I think it's already changing for boys. School doesn't always fit well for boys; teaching styles often favour girls (or the way they're socialised) girls are tending to achieve more.

Both sexes benefit from learning about mindset, especially mistake making a perfectionism. I think tackling mental health is different for boys and girls, though these days there are some cross overs (boys and image trying to build muscle etc).

I think communicating what's important for girls to boys and what important for boys to girls also helps a lot.

Ekphrasis · 04/05/2018 15:00

Differences are ultimately due to socialisation from the world around us so the first step is to be extremely good at spotting it!

Ekphrasis · 04/05/2018 15:03

Maybe I see it differently though; I deal with mostly boys in my place of work.

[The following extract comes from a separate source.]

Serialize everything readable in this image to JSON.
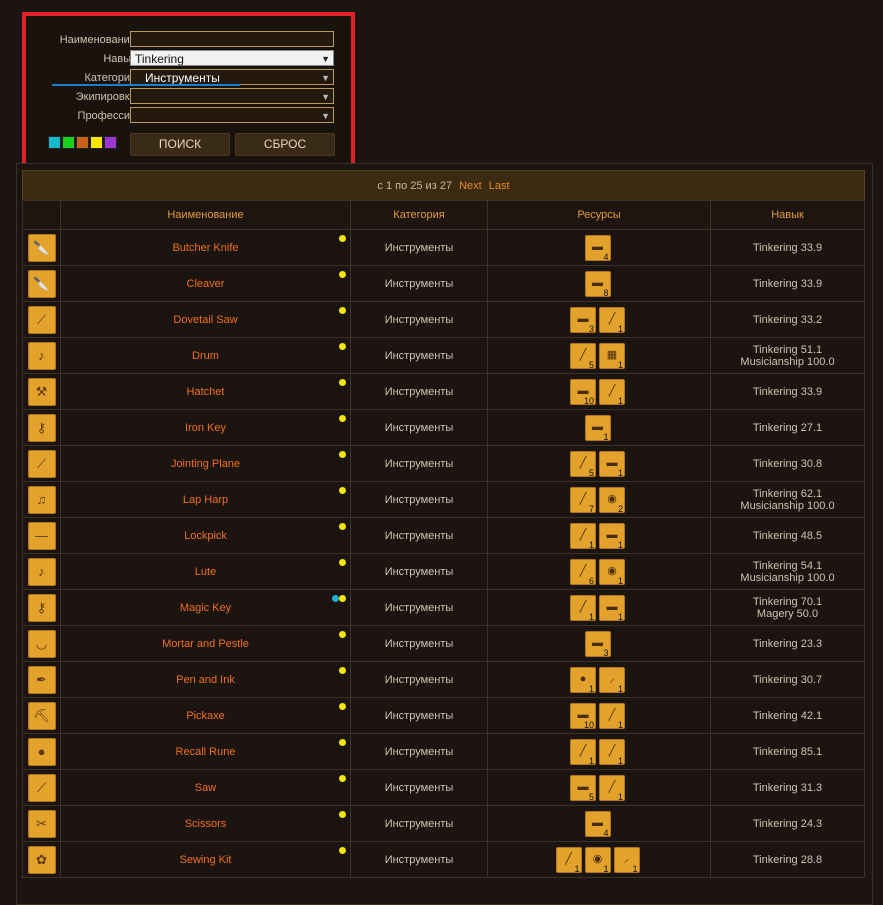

It feels like they're disadvantaged genetically due to conditions such as Autism and adhd as well as socially - the emotional literacy skills that adults have around them, and their perception of how boys should be.

I don't really understand why there are always more boys in Sen schools.

QuarksandLeptons · 05/05/2018 05:57

Bookmarking

Such a worthwhile topic

LaSqrrl · 05/05/2018 08:10

For girls, even just the little things at primary school age is likely to work (worked on me). Start with the 'you can be anything you want to be', and when a bit older, point out 'the system'. When teens, point out the consent/predatory/porn stuff (and female 'beauty rituals' etc) work up to objectification, male gaze.

For boys, I really don't know. Patriarchy is 'a seductive mistress' and few males can ever resist its charms, it seems. The power of a preferential treatment system (to be a part of) is so very hard to resist. So maybe, that is the direction that boys need to be aware of (as well as consent, obvs).